8 tablespoons lemon juice (fresh!)
7 cups blackberries
4 cups granulated white sugar
2 tbsp grated apple peel (really pack it in there!)
1 apple, chopped into inch-sized chunks, with the peel on
Follow directions above, share, enjoy!
Zingy Blueberry Jam
Yields about 4 cups of jam.
This one was easy for me to think of. I’ve recently become addicted to blueberries, and have always loved juicy nectarines, so the two together, I thought would make a nice contrast, with the addition of lemon zest, to add some texture, along with the punchy flavour of the juice that lightened up the whole thing. This recipe actually drove me crazy, because of the acidity/sugar level of blueberries, and after 3 or 4 sheeting and plate tests I threw in some apple cores to cause the jam to set, and release a little apple juice. My poor boss, whose house is covered in tax receipt paperwork, also happens to be a fantastic pastry connoisseur, so she received a jar of this, as she probably has lots of wonderful treats to smear it on at home. Who couldn’t use a little happiness in a jar?
5 cups blueberries
1 cup chopped nectarine, with the skin on (try 1-inch chunks)
4 cups sugar
2 tbsp grated lemon zest (pack it in, and use the big grater. Tiny wisps will disappear! )
4 tbsp lemon juice (fresh!)
2 apple cores (de-seeded)
Follow directions above, with blueberries in place of blackberries, nectarine in place of apple, and as soon as you add the sugar in and melt it all down, throw in the zest, juice, and cores. Remove the cores before jarring, of course, as soon as the jam gets pretty jam-like.
- When buying jars, you have to rip open the packages and inspect all the lids, jars and bands. I had to make two trips back to stores to return jars because after taking them home, I discovered that some bands were dented, or there were chips in the jar mouths, all of which could result in improper sealing. Not only were staff less helpful than I hoped that they would be, when I had to look for jars to exchange, the size I needed were all gone, aah! If store staff ask what you’re doing, tell them (very nicely) that you just want to ensure that you don’t have to make a frustrating trip back, because your friend did. Also, don’t buy used jars. They could have hairline cracks or other problems that you can’t see, in case the previous owner dinged them by accident.
- Have everything ready ahead of time. I ain’t kidding. It was different for me, because I was experimenting with these recipes, and thought I had enough of everything ready, but ended up grating, chopping, and juicing like a madwoman to see these things through when the recipes needed a little more of this or that.
- Don’t cheap out on sub-par equipment or produce, and really do your homework if you plan to become a mad food scientist in order to crank out some monster creations like I did. You don’t want anybody to become sick!
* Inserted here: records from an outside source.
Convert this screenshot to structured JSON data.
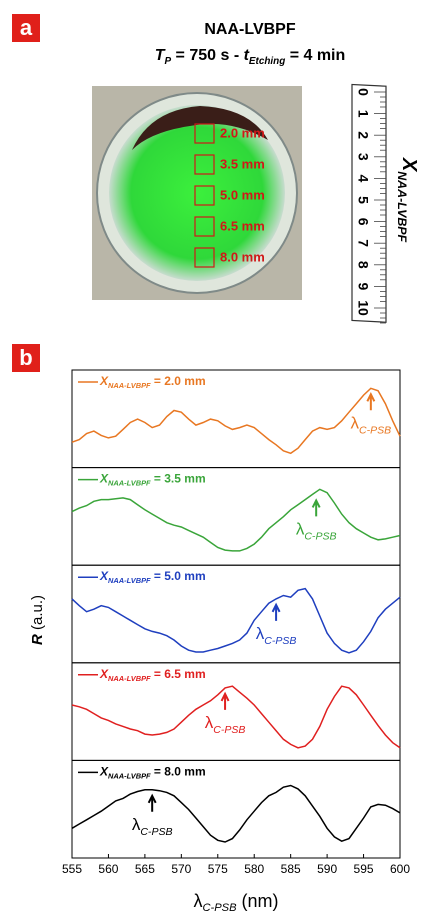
{
  "panel_a": {
    "label": "a",
    "title": "NAA-LVBPF",
    "subtitle": [
      "T",
      "P",
      " = 750 s - ",
      "t",
      "Etching",
      " = 4 min"
    ],
    "square_labels": [
      "2.0 mm",
      "3.5 mm",
      "5.0 mm",
      "6.5 mm",
      "8.0 mm"
    ],
    "ruler_numbers": [
      0,
      1,
      2,
      3,
      4,
      5,
      6,
      7,
      8,
      9,
      10
    ],
    "axis_label": [
      "X",
      "NAA-LVBPF"
    ]
  },
  "chart_data": {
    "type": "line",
    "panel_label": "b",
    "x": [
      555,
      556,
      557,
      558,
      559,
      560,
      561,
      562,
      563,
      564,
      565,
      566,
      567,
      568,
      569,
      570,
      571,
      572,
      573,
      574,
      575,
      576,
      577,
      578,
      579,
      580,
      581,
      582,
      583,
      584,
      585,
      586,
      587,
      588,
      589,
      590,
      591,
      592,
      593,
      594,
      595,
      596,
      597,
      598,
      599,
      600
    ],
    "xlim": [
      555,
      600
    ],
    "xticks": [
      555,
      560,
      565,
      570,
      575,
      580,
      585,
      590,
      595,
      600
    ],
    "ylim": [
      0,
      1
    ],
    "xlabel": [
      "λ",
      "C-PSB",
      " (nm)"
    ],
    "ylabel": [
      "R",
      " (a.u.)"
    ],
    "legend_symbol": "X",
    "legend_subscript": "NAA-LVBPF",
    "annotation": [
      "λ",
      "C-PSB"
    ],
    "series": [
      {
        "name": " = 2.0 mm",
        "color": "#e87722",
        "arrow_x": 596,
        "values": [
          0.25,
          0.28,
          0.35,
          0.38,
          0.33,
          0.3,
          0.32,
          0.4,
          0.48,
          0.52,
          0.48,
          0.42,
          0.45,
          0.55,
          0.62,
          0.6,
          0.52,
          0.45,
          0.48,
          0.52,
          0.5,
          0.44,
          0.4,
          0.42,
          0.45,
          0.42,
          0.35,
          0.28,
          0.22,
          0.15,
          0.12,
          0.18,
          0.28,
          0.38,
          0.42,
          0.4,
          0.42,
          0.5,
          0.6,
          0.7,
          0.8,
          0.88,
          0.85,
          0.7,
          0.5,
          0.32
        ]
      },
      {
        "name": " = 3.5 mm",
        "color": "#3aa53a",
        "arrow_x": 588.5,
        "values": [
          0.58,
          0.62,
          0.65,
          0.7,
          0.72,
          0.72,
          0.73,
          0.74,
          0.72,
          0.66,
          0.6,
          0.55,
          0.5,
          0.45,
          0.42,
          0.4,
          0.36,
          0.32,
          0.28,
          0.22,
          0.16,
          0.13,
          0.12,
          0.12,
          0.15,
          0.2,
          0.28,
          0.38,
          0.45,
          0.52,
          0.6,
          0.66,
          0.72,
          0.78,
          0.84,
          0.8,
          0.68,
          0.55,
          0.45,
          0.38,
          0.33,
          0.28,
          0.25,
          0.26,
          0.28,
          0.3
        ]
      },
      {
        "name": " = 5.0 mm",
        "color": "#1f3fbf",
        "arrow_x": 583,
        "values": [
          0.7,
          0.62,
          0.55,
          0.58,
          0.62,
          0.6,
          0.55,
          0.5,
          0.45,
          0.4,
          0.35,
          0.32,
          0.3,
          0.27,
          0.22,
          0.15,
          0.1,
          0.08,
          0.08,
          0.1,
          0.12,
          0.15,
          0.18,
          0.22,
          0.3,
          0.45,
          0.55,
          0.65,
          0.7,
          0.74,
          0.72,
          0.8,
          0.82,
          0.7,
          0.5,
          0.3,
          0.18,
          0.1,
          0.07,
          0.1,
          0.2,
          0.32,
          0.48,
          0.58,
          0.65,
          0.72
        ]
      },
      {
        "name": " = 6.5 mm",
        "color": "#e02020",
        "arrow_x": 576,
        "values": [
          0.6,
          0.58,
          0.55,
          0.5,
          0.45,
          0.42,
          0.38,
          0.35,
          0.32,
          0.3,
          0.26,
          0.25,
          0.26,
          0.28,
          0.32,
          0.4,
          0.48,
          0.55,
          0.6,
          0.65,
          0.72,
          0.8,
          0.82,
          0.75,
          0.68,
          0.6,
          0.5,
          0.4,
          0.3,
          0.2,
          0.14,
          0.1,
          0.12,
          0.2,
          0.35,
          0.55,
          0.7,
          0.82,
          0.8,
          0.72,
          0.6,
          0.48,
          0.36,
          0.25,
          0.16,
          0.1
        ]
      },
      {
        "name": " = 8.0 mm",
        "color": "#000000",
        "arrow_x": 566,
        "values": [
          0.3,
          0.35,
          0.4,
          0.45,
          0.5,
          0.56,
          0.62,
          0.65,
          0.7,
          0.73,
          0.75,
          0.75,
          0.74,
          0.72,
          0.68,
          0.6,
          0.52,
          0.42,
          0.32,
          0.22,
          0.16,
          0.14,
          0.18,
          0.28,
          0.4,
          0.5,
          0.6,
          0.68,
          0.72,
          0.78,
          0.8,
          0.76,
          0.68,
          0.56,
          0.44,
          0.3,
          0.2,
          0.15,
          0.18,
          0.3,
          0.42,
          0.55,
          0.58,
          0.57,
          0.53,
          0.48
        ]
      }
    ]
  }
}
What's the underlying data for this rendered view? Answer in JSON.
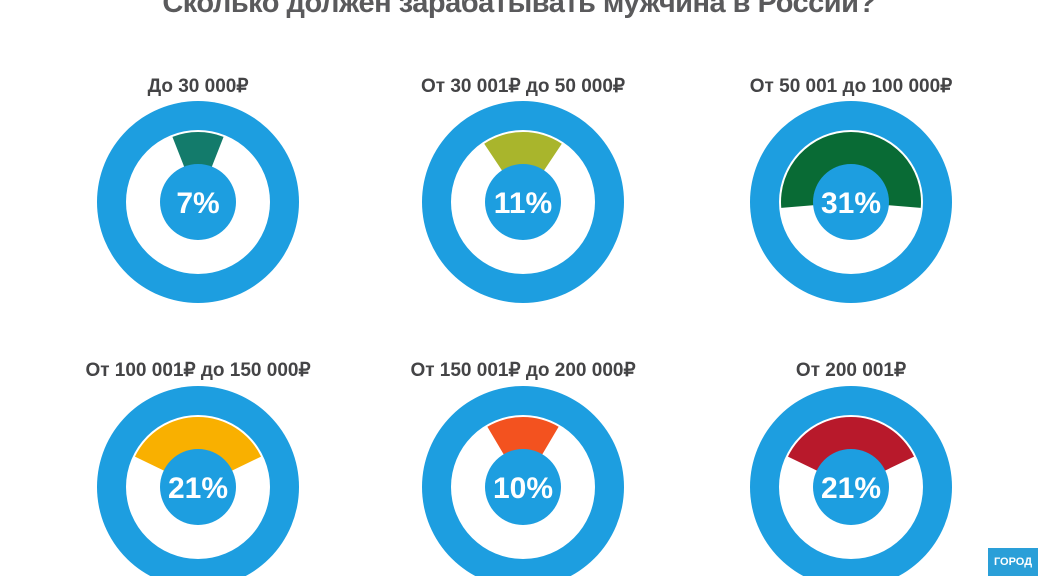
{
  "title": "Сколько должен зарабатывать мужчина в России?",
  "logo_text": "ГОРОД",
  "colors": {
    "ring": "#1d9ee0",
    "inner": "#ffffff",
    "title": "#5a5a5c",
    "label": "#444446"
  },
  "chart_data": {
    "type": "pie",
    "title": "Сколько должен зарабатывать мужчина в России?",
    "unit": "%",
    "categories": [
      "До 30 000₽",
      "От 30 001₽ до 50 000₽",
      "От 50 001 до 100 000₽",
      "От 100 001₽ до 150 000₽",
      "От 150 001₽ до 200 000₽",
      "От 200 001₽"
    ],
    "values": [
      7,
      11,
      31,
      21,
      10,
      21
    ],
    "value_labels": [
      "7%",
      "11%",
      "31%",
      "21%",
      "10%",
      "21%"
    ],
    "colors": [
      "#137b6b",
      "#a9b52c",
      "#096b35",
      "#f9b000",
      "#f3521f",
      "#b8192b"
    ]
  }
}
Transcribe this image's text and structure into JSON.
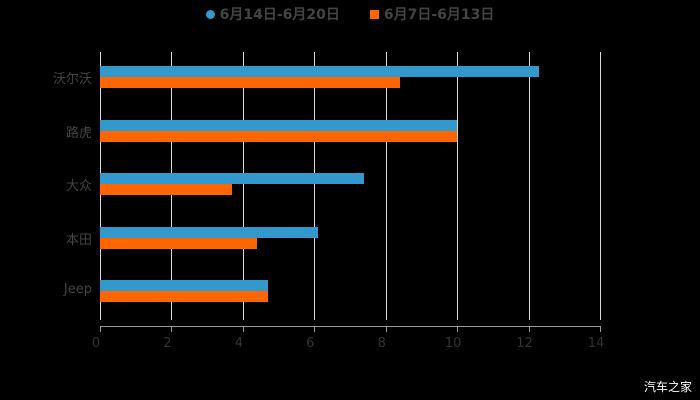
{
  "legend": [
    {
      "label": "6月14日-6月20日",
      "color": "#3399cc",
      "shape": "circle"
    },
    {
      "label": "6月7日-6月13日",
      "color": "#ff6600",
      "shape": "square"
    }
  ],
  "watermark": "汽车之家",
  "axis": {
    "ticks": [
      "0",
      "2",
      "4",
      "6",
      "8",
      "10",
      "12",
      "14"
    ]
  },
  "categories": [
    "沃尔沃",
    "路虎",
    "大众",
    "本田",
    "Jeep"
  ],
  "chart_data": {
    "type": "bar",
    "orientation": "horizontal",
    "title": "",
    "categories": [
      "沃尔沃",
      "路虎",
      "大众",
      "本田",
      "Jeep"
    ],
    "series": [
      {
        "name": "6月14日-6月20日",
        "color": "#3399cc",
        "values": [
          12.3,
          10.0,
          7.4,
          6.1,
          4.7
        ]
      },
      {
        "name": "6月7日-6月13日",
        "color": "#ff6600",
        "values": [
          8.4,
          10.0,
          3.7,
          4.4,
          4.7
        ]
      }
    ],
    "xlim": [
      0,
      14
    ],
    "xticks": [
      0,
      2,
      4,
      6,
      8,
      10,
      12,
      14
    ],
    "grid": true,
    "legend_position": "top"
  }
}
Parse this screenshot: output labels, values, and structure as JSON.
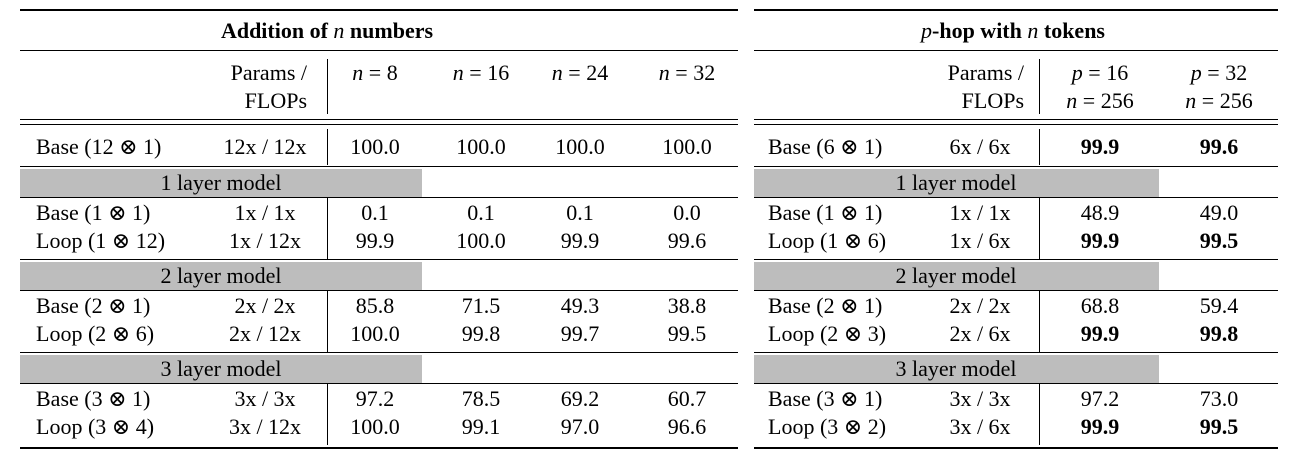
{
  "left": {
    "title_pre": "Addition of ",
    "title_var": "n",
    "title_post": " numbers",
    "params_line1": "Params /",
    "params_line2": "FLOPs",
    "col_var": "n",
    "col_eq": " = ",
    "cols": [
      "8",
      "16",
      "24",
      "32"
    ],
    "base": {
      "model": "Base (12 ⊗ 1)",
      "params": "12x / 12x",
      "values": [
        "100.0",
        "100.0",
        "100.0",
        "100.0"
      ]
    },
    "groups": [
      {
        "label": "1 layer model",
        "rows": [
          {
            "model": "Base (1 ⊗ 1)",
            "params": "1x / 1x",
            "values": [
              "0.1",
              "0.1",
              "0.1",
              "0.0"
            ]
          },
          {
            "model": "Loop (1 ⊗ 12)",
            "params": "1x / 12x",
            "values": [
              "99.9",
              "100.0",
              "99.9",
              "99.6"
            ]
          }
        ]
      },
      {
        "label": "2 layer model",
        "rows": [
          {
            "model": "Base (2 ⊗ 1)",
            "params": "2x / 2x",
            "values": [
              "85.8",
              "71.5",
              "49.3",
              "38.8"
            ]
          },
          {
            "model": "Loop (2 ⊗ 6)",
            "params": "2x / 12x",
            "values": [
              "100.0",
              "99.8",
              "99.7",
              "99.5"
            ]
          }
        ]
      },
      {
        "label": "3 layer model",
        "rows": [
          {
            "model": "Base (3 ⊗ 1)",
            "params": "3x / 3x",
            "values": [
              "97.2",
              "78.5",
              "69.2",
              "60.7"
            ]
          },
          {
            "model": "Loop (3 ⊗ 4)",
            "params": "3x / 12x",
            "values": [
              "100.0",
              "99.1",
              "97.0",
              "96.6"
            ]
          }
        ]
      }
    ]
  },
  "right": {
    "title_var": "p",
    "title_post": "-hop with ",
    "title_var2": "n",
    "title_post2": " tokens",
    "params_line1": "Params /",
    "params_line2": "FLOPs",
    "col_top_var": "p",
    "col_bot_var": "n",
    "col_eq": " = ",
    "cols": [
      {
        "p": "16",
        "n": "256"
      },
      {
        "p": "32",
        "n": "256"
      }
    ],
    "base": {
      "model": "Base (6 ⊗ 1)",
      "params": "6x / 6x",
      "values": [
        "99.9",
        "99.6"
      ],
      "bold": [
        true,
        true
      ]
    },
    "groups": [
      {
        "label": "1 layer model",
        "rows": [
          {
            "model": "Base (1 ⊗ 1)",
            "params": "1x / 1x",
            "values": [
              "48.9",
              "49.0"
            ],
            "bold": [
              false,
              false
            ]
          },
          {
            "model": "Loop (1 ⊗ 6)",
            "params": "1x / 6x",
            "values": [
              "99.9",
              "99.5"
            ],
            "bold": [
              true,
              true
            ]
          }
        ]
      },
      {
        "label": "2 layer model",
        "rows": [
          {
            "model": "Base (2 ⊗ 1)",
            "params": "2x / 2x",
            "values": [
              "68.8",
              "59.4"
            ],
            "bold": [
              false,
              false
            ]
          },
          {
            "model": "Loop (2 ⊗ 3)",
            "params": "2x / 6x",
            "values": [
              "99.9",
              "99.8"
            ],
            "bold": [
              true,
              true
            ]
          }
        ]
      },
      {
        "label": "3 layer model",
        "rows": [
          {
            "model": "Base (3 ⊗ 1)",
            "params": "3x / 3x",
            "values": [
              "97.2",
              "73.0"
            ],
            "bold": [
              false,
              false
            ]
          },
          {
            "model": "Loop (3 ⊗ 2)",
            "params": "3x / 6x",
            "values": [
              "99.9",
              "99.5"
            ],
            "bold": [
              true,
              true
            ]
          }
        ]
      }
    ]
  }
}
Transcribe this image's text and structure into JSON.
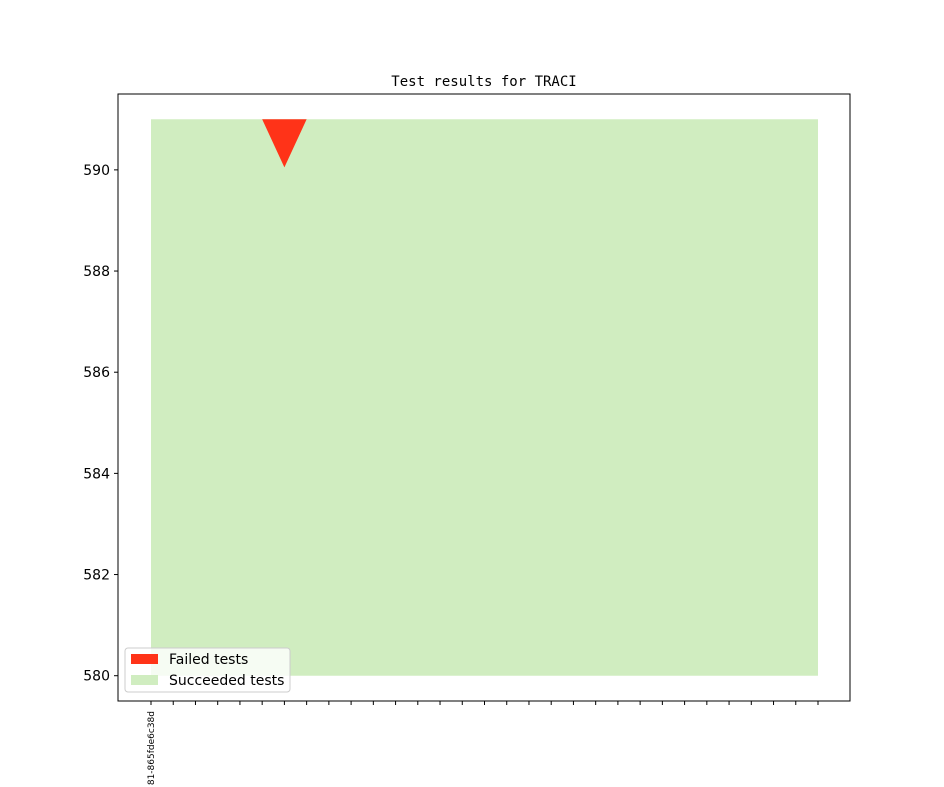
{
  "chart_data": {
    "type": "area",
    "title": "Test results for TRACI",
    "xlabel": "",
    "ylabel": "",
    "ylim": [
      579.5,
      591.5
    ],
    "yticks": [
      580,
      582,
      584,
      586,
      588,
      590
    ],
    "x_count": 31,
    "x_tick_labels": [
      "81-865fde6c38d"
    ],
    "series": [
      {
        "name": "Succeeded tests",
        "color": "#d0edc0",
        "x": [
          0,
          30
        ],
        "y0": [
          580,
          580
        ],
        "y1": [
          591,
          591
        ]
      },
      {
        "name": "Failed tests",
        "color": "#ff3318",
        "x": [
          5,
          6,
          7
        ],
        "y0": [
          591,
          590.05,
          591
        ],
        "y1": [
          591,
          591,
          591
        ]
      }
    ],
    "legend": {
      "placement": "lower-left",
      "entries": [
        {
          "label": "Failed tests",
          "color": "#ff3318"
        },
        {
          "label": "Succeeded tests",
          "color": "#d0edc0"
        }
      ]
    },
    "grid": false
  }
}
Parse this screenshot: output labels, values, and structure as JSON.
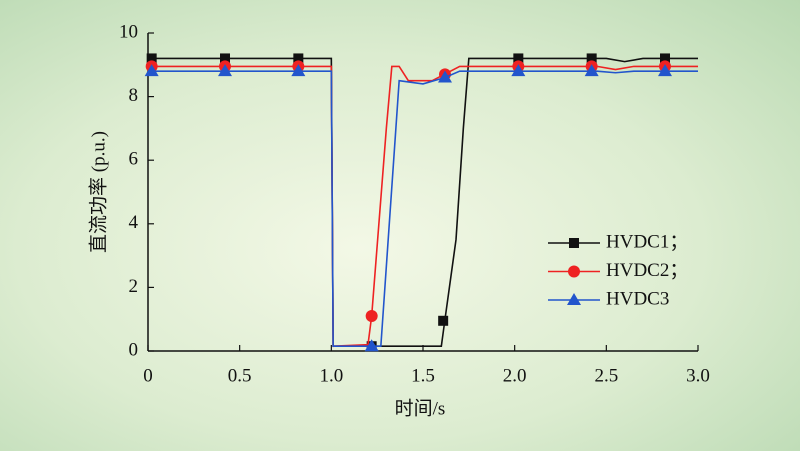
{
  "chart_data": {
    "type": "line",
    "xlabel": "时间/s",
    "ylabel": "直流功率 (p.u.)",
    "xlim": [
      0,
      3.0
    ],
    "ylim": [
      0,
      10
    ],
    "xticks": [
      0,
      0.5,
      {
        "value": 1.0,
        "label": "1.0"
      },
      1.5,
      {
        "value": 2.0,
        "label": "2.0"
      },
      2.5,
      {
        "value": 3.0,
        "label": "3.0"
      }
    ],
    "yticks": [
      0,
      2,
      4,
      6,
      8,
      10
    ],
    "legend": "right",
    "series": [
      {
        "name": "HVDC1；",
        "color": "#111111",
        "marker": "square",
        "x": [
          0,
          1.0,
          1.01,
          1.6,
          1.62,
          1.68,
          1.72,
          1.75,
          2.5,
          2.6,
          2.7,
          3.0
        ],
        "values": [
          9.2,
          9.2,
          0.15,
          0.15,
          1.0,
          3.5,
          7.0,
          9.2,
          9.2,
          9.1,
          9.2,
          9.2
        ],
        "markers": {
          "x": [
            0.02,
            0.42,
            0.82,
            1.22,
            1.61,
            2.02,
            2.42,
            2.82
          ],
          "values": [
            9.2,
            9.2,
            9.2,
            0.15,
            0.95,
            9.2,
            9.2,
            9.2
          ]
        }
      },
      {
        "name": "HVDC2；",
        "color": "#ee2222",
        "marker": "circle",
        "x": [
          0,
          1.0,
          1.01,
          1.2,
          1.22,
          1.3,
          1.33,
          1.37,
          1.42,
          1.55,
          1.6,
          1.7,
          2.45,
          2.55,
          2.65,
          3.0
        ],
        "values": [
          8.95,
          8.95,
          0.15,
          0.2,
          1.1,
          7.0,
          8.95,
          8.95,
          8.5,
          8.5,
          8.65,
          8.95,
          8.95,
          8.85,
          8.95,
          8.95
        ],
        "markers": {
          "x": [
            0.02,
            0.42,
            0.82,
            1.22,
            1.62,
            2.02,
            2.42,
            2.82
          ],
          "values": [
            8.95,
            8.95,
            8.95,
            1.1,
            8.7,
            8.95,
            8.95,
            8.95
          ]
        }
      },
      {
        "name": "HVDC3",
        "color": "#2255cc",
        "marker": "triangle",
        "x": [
          0,
          1.0,
          1.01,
          1.27,
          1.37,
          1.5,
          1.62,
          1.7,
          2.45,
          2.55,
          2.65,
          3.0
        ],
        "values": [
          8.8,
          8.8,
          0.15,
          0.15,
          8.5,
          8.4,
          8.6,
          8.8,
          8.8,
          8.75,
          8.8,
          8.8
        ],
        "markers": {
          "x": [
            0.02,
            0.42,
            0.82,
            1.22,
            1.62,
            2.02,
            2.42,
            2.82
          ],
          "values": [
            8.8,
            8.8,
            8.8,
            0.15,
            8.6,
            8.8,
            8.8,
            8.8
          ]
        }
      }
    ]
  }
}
- Read the links that I provided earlier on here. They were really helpful to me, especially Pick Your Own, and another, Ball’s Fresh Preserving. Looking at the websites from jar companies, like Ball, Mason and Bernardin, From reading so many different sites, books, and guidelines, I have noticed that some of them have differences, like times for boiling (10 minutes at sea level seems to be a popular answer from lots of reputable sources), things to add (some lean toward more acid as a preservative, some lean toward waaaay more sugar), but you will be able to figure it out. If canning is something that you hope to try more than once, the research is definitely worth it!
- Don’t boil your stuff for too long.
- Don’t burn yourself! Seriously.
I hope this has been a helpful post for you guys. It’s been two weeks, and I’ve already made jam, tomato sauce, fruit butters, and other things, so if anyone wants to show up at my place with baguettes and cheese, I’m more than happy to pop open a jar!